North Korea has right to test weapons given hostile policies- Pyongyang's U.N. envoy
UNITED NATIONS (Reuters) - North Korea's ambassador to the United Nations called on Monday for the United States to give up its "hostile policy" towards Pyongyang and said no one could deny his country's right to self defense and to test weapons.
Just before the envoy, Kim Song, made the comments in an address to the annual United Nations General Assembly, South Korea's military said North Korea had fired an unidentified projectile towards the sea off its east coast.
Japan's defence ministry said the launch could have been of a ballistic missile.
"Nobody can deny the righteous right to self-defense for the DPRK to develop, test, manufacture, and possess the weapon systems, equivalent to the ones which are possessed or being developed by them," Kim said, referring to the United States and South Korea, and using the acronym for North Korea's official name.

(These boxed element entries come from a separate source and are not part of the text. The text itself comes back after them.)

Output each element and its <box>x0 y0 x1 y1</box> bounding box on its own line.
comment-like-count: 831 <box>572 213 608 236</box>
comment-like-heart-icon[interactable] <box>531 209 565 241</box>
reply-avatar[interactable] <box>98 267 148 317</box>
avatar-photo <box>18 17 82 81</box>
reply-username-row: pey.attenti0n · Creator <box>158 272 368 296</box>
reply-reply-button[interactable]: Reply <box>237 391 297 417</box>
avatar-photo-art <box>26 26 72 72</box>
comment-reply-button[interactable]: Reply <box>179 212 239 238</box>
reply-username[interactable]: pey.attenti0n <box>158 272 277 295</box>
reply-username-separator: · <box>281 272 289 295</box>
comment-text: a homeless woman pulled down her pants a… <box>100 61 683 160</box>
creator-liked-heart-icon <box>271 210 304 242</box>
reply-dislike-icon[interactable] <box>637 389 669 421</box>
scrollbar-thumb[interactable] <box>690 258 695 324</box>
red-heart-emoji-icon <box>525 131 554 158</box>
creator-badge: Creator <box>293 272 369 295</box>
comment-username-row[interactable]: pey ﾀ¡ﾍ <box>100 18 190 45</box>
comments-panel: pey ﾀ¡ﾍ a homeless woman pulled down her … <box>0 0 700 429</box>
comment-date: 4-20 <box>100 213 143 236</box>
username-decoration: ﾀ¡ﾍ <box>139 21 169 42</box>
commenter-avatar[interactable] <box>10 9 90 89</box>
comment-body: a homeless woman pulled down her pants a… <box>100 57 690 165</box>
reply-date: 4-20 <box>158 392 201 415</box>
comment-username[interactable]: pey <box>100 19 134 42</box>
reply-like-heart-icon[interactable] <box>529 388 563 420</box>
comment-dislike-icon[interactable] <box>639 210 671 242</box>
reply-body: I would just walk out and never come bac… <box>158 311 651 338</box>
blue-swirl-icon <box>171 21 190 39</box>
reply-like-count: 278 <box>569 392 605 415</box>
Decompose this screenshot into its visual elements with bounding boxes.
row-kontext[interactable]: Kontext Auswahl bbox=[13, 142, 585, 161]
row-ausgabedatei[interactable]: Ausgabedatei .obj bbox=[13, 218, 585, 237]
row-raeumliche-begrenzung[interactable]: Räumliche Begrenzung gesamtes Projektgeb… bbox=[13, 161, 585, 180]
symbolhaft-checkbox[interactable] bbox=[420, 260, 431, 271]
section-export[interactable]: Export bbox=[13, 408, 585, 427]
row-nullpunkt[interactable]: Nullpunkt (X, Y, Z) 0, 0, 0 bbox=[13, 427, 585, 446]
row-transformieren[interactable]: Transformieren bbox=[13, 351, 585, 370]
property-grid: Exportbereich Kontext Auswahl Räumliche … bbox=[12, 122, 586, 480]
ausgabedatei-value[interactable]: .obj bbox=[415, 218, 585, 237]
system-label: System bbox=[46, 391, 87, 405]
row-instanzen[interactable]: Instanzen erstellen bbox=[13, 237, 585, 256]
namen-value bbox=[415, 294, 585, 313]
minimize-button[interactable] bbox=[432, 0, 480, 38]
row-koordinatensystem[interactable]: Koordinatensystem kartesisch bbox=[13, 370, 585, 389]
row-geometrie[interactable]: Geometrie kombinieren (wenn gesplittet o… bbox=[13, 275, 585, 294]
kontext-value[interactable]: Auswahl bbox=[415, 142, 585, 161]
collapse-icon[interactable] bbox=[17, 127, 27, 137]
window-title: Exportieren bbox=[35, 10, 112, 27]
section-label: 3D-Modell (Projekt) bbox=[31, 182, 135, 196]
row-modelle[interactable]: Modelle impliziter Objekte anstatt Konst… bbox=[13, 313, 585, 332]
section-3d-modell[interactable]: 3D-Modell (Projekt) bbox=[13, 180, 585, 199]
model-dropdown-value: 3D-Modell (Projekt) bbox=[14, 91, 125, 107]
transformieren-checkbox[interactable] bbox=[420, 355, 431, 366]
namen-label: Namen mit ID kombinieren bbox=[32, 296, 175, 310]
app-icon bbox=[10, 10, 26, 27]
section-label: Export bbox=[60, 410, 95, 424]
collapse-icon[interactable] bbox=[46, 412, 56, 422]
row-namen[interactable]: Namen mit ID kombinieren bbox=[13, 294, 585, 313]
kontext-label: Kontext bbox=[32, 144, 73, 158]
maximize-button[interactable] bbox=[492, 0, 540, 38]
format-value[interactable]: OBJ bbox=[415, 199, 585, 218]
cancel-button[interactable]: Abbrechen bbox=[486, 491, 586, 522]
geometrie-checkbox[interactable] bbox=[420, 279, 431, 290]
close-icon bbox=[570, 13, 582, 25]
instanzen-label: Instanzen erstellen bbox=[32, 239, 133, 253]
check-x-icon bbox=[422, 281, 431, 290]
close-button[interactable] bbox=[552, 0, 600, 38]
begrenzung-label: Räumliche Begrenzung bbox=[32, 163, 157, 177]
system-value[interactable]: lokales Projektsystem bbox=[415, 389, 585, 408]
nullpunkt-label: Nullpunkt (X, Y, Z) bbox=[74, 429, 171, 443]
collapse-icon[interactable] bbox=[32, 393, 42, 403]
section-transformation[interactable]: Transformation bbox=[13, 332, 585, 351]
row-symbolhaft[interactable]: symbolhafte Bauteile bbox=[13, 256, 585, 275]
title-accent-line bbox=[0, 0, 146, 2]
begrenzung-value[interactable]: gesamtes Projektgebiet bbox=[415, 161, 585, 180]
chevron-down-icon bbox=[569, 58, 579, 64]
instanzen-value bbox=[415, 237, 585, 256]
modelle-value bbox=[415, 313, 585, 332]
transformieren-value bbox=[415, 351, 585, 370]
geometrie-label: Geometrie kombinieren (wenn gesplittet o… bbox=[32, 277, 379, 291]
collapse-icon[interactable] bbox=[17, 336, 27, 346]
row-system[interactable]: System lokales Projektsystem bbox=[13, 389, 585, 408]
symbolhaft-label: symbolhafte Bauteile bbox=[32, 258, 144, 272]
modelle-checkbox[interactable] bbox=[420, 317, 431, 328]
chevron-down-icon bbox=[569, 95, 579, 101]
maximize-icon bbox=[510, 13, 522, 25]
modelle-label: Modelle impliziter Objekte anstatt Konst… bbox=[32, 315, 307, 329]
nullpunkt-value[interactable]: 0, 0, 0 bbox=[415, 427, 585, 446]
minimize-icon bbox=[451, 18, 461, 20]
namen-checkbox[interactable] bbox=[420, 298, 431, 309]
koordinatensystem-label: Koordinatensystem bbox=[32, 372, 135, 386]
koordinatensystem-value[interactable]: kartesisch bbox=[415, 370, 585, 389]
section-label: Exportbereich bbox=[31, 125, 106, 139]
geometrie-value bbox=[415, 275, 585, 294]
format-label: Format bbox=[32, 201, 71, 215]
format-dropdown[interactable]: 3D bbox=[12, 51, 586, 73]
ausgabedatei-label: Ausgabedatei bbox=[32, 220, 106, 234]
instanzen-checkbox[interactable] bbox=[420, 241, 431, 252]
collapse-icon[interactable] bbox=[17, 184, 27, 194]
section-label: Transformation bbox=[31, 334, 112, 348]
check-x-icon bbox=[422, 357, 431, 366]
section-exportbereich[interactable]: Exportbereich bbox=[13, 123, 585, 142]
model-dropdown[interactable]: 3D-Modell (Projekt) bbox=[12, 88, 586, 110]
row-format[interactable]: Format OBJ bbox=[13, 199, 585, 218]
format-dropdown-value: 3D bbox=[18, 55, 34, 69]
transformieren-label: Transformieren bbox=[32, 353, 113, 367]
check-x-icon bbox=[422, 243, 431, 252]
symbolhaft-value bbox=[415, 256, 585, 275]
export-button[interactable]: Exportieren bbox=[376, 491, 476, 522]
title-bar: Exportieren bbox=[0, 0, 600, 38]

He said it was North Korea's growing deterrent that was responsible for preventing war on the Korean peninsula, not "the U.S.'s mercy."
Kim said North Korea would never violate or endanger the security of the United States, South Korea and neighboring countries.
"We are just building up our national defense in order to defend ourselves and reliably safeguard the security and peace of the country," he said.
If the United States gave up its hostile policy, North Korea would "respond willingly at any time," he added. "But it is our judgment that there is no prospect at the present stage for the U.S. to really withdraw its hostile policy."
Referring to a call last week at the United Nations by South Korean President Moon Jae-in for an official end to the 1950-53 Korean War, Kim said that if Washington wanted this, it should permanently stop joint military exercises with South Korea and the deployment of strategic weapons on and around the peninsula.